The abyss of nothingness swallowed all my fractured desires
The fear that gripped my heart and that sense of calm, of stability that took hold of my life made me a helpless and insignificant creature, invisible to mortals, yet at the same time the target of their cruelties.
How much I wished to be different, to be accepted, and to be treated with great respect for who I truly was. But in truth, my entire life was a series of piercing endurance of inhuman suffering, humiliations, cruelties against me, deceit, mockery, traps, attempts to undermine my being, violence, and all the most barbaric and terrifying acts against my soul and myself.
My life had not been a normal existence—one that no one could have understood. My experience was not a common one. I had lived through a time when my dream had encapsulated me in an ideal, evanescent, and ethereal reality. No one could see me, especially during that period of apparent death. Yes, because for ten long years I had not lived—I had fallen into a deep and fatal dream, isolated from everything and everyone. I had built my own kingdom of dreams and illusions, into which, day by day, I entrusted my very self.

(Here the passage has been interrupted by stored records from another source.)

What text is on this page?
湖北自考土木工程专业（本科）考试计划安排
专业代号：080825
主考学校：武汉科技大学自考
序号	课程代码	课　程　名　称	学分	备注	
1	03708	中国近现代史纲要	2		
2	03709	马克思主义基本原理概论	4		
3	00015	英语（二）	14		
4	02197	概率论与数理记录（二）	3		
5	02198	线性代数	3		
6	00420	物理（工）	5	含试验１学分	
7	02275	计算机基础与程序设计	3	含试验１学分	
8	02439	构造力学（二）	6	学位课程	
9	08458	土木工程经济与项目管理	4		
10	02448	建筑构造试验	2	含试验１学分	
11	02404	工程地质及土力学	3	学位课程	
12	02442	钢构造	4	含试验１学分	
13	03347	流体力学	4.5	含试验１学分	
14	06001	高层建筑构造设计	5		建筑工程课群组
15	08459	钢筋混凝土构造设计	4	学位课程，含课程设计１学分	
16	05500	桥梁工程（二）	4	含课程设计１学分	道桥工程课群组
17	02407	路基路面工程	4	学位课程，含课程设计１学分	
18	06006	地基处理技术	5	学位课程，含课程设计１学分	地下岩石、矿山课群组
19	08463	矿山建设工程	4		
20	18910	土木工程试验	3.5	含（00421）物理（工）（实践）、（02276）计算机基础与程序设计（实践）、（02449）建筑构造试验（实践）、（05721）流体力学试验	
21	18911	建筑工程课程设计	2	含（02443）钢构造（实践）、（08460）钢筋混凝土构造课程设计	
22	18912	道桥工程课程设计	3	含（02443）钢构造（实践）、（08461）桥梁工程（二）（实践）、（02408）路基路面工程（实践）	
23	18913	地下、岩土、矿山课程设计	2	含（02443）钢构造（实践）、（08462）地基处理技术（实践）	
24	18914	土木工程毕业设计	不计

All the hourglasses in my dwelling had come to a halt, and the flow of time had lost all meaning. The disconnection from the truth that surrounded me had become both a tendency and a habit—one that turned into law. Indeed, I had become like a crystal frozen in time, like a statue untouched by its passing. I carried within me that immaterial sense of my heart, trapped in a confining aura.
I no longer cared what society thought, nor what people might perceive of me. And so it remains. For my rarity and my strangeness are imperceptible to any human heart. I was accused of things that never were, of things my heart could not even fathom. Everything had vanished like soap bubbles. Nothing remained—only bitter memories or sorrowful ones that dragged me down into the depths of an untouchable abyss.
Delicate and fragile as I was, I had lost the ability to love, to admire, and to obey mortals. I no longer saw them as similar to me, but rather, I perceived other beings—creatures who had no voice in the human condition—as kindred, as dear to me. And so it was that the abyss of nothingness possessed me, and it will always possess a part of my soul. For I belong to the emptiness and to the darkness.